3. L'augmentation du nombre de personnes atteintes de troubles mentaux en prison

Les prisons accueillent un nombre croissant de personnes atteintes de troubles mentaux. Cette évolution s'explique en premier lieu par la réduction drastique du nombre de lits (divisés par deux entre 1987 et 2000) dans les hôpitaux psychiatriques. Elle a été facilitée par la rédaction de l'article 122-1 du nouveau code pénal dont le second alinéa admet la responsabilité pénale des personnes dont le discernement a été altéré par un trouble psychique ou neuropsychique. Faute de structures hospitalières adaptées et de suivi médical, des personnes atteintes de troubles mentaux, dont certaines sont susceptibles de présenter une dangerosité, se retrouvent livrées à elles mêmes et peuvent commettre des infractions. Les experts -parmi lesquels des chefs de service au sein d'établissements psychiatriques-, conscients des limites des capacités du système de soins, sont enclins à orienter le choix du juge dans le sens de la responsabilité pénale. Les juridictions reconnaissent désormais rarement l'irresponsabilité pénale et voient dans l'incarcération le seul moyen de protéger, dans la durée, la société. La reconnaissance de l'altération du discernement loin de jouer comme une circonstance atténuante, conduit comme l'ont souligné des présidents de cour d'assises à votre rapporteur, à prononcer des peines plus longues au motif que certaines personnes présentent une dangerosité très élevée comportant un fort risque de récidive20(*).

Les données définitives de l'étude épidémiologique rendue publique en 2006 apparaissent inquiétantes. Ses résultats -correspondant au nombre minimum de détenus pour lesquels un trouble mental est indiscutable- font apparaître que 3,8 % des détenus souffrent d'une schizophrénie nécessitant un traitement, soit environ quatre fois plus que dans la population générale, 17,9 % présentent un état dépressif majeur, soit quatre à cinq fois le taux dans la population générale et 12 % souffrent d'anxiété généralisée. Cette étude permet aussi d'éclairer les antécédents sociaux, judiciaires et médicaux de la population étudiée : avant l'âge de 18 ans, 28 % des détenus ont été suivis par le juge des enfants et 22 % ont fait l'objet d'une mesure de placement ; 28 % déclarent avoir subi des maltraitances de nature physiques, psychologiques ou sexuelles et 16 % des détenus ont été hospitalisés pour raisons psychiatriques avant leur incarcération.

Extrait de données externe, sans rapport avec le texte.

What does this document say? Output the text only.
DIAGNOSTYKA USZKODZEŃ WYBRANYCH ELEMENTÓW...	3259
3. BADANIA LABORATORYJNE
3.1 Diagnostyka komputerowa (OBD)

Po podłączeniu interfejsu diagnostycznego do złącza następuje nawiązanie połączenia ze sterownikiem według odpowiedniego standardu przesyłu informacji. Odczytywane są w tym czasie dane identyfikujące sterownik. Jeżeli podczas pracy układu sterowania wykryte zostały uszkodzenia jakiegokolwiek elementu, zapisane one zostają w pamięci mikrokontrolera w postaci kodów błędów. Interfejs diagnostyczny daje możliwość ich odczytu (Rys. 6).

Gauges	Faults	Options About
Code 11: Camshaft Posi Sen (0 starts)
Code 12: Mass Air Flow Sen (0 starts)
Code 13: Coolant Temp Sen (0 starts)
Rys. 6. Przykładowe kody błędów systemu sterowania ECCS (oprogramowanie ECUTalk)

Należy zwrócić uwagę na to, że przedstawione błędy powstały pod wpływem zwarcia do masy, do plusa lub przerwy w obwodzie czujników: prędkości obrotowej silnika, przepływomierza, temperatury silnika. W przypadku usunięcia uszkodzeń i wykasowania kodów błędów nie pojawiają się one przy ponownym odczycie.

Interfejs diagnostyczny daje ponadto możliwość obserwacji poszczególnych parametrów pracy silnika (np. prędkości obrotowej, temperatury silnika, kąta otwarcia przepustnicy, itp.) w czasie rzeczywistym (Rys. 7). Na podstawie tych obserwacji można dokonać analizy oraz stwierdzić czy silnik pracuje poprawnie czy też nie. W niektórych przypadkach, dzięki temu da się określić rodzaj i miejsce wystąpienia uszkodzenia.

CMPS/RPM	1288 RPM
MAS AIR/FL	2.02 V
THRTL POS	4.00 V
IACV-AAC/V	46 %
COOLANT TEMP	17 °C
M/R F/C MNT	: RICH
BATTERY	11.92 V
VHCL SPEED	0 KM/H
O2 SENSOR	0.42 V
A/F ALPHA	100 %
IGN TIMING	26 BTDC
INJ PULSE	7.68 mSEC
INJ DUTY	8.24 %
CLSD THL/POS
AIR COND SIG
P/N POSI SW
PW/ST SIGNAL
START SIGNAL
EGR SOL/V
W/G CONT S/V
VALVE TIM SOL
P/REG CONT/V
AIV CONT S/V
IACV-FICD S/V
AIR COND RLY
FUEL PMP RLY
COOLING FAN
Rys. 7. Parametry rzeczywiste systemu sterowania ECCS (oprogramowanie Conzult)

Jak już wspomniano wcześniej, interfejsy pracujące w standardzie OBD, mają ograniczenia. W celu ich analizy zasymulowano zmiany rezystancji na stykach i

La prise en charge en prison des personnes
atteintes de troubles psychiatriques

Avant même que l'ensemble de la prise en charge médicale des détenus ne soit transférée au secteur public hospitalier par la loi du 18 janvier 1994, la prise en charge psychiatrique était assurée depuis 1977 par les établissements de santé -dispositif généralisé en 1986 par la création des secteurs de psychiatrie en milieu pénitentiaire et la mise en place des services médico-psychologiques régionaux (SMPR).

Dans chaque région pénitentiaire, un ou plusieurs secteurs de psychiatrie en milieu pénitentiaire, placés sous l'autorité d'un psychiatre hospitalier, sont rattachés à un établissement public de santé ou à un établissement de santé privé admis à participer à l'exécution du service public hospitalier. Chacun de ces secteurs comporte notamment un service médico-psychologique régional (au nombre de 26) aménagé dans un établissement pénitentiaire. Quant à l'hospitalisation en établissement de santé, en application de l'article D. 398 du code de procédure pénale, elle ne peut actuellement être réalisée que sous le régime de l'hospitalisation d'office, dans des établissements habilités à recevoir des patients hospitalisés sans consentement.

L'accès aux soins et la diversité de l'offre de soins sont variables selon les établissements pénitentiaires. La capacité globale des 26 SMPR s'élève à 360 lits et places, ce qui permet d'assurer essentiellement une prise en charge de jour. Seuls 2 SMPR disposent d'une couverture paramédicale nocturne. Dans les autres cas, les patients détenus sont simplement hébergés de nuit.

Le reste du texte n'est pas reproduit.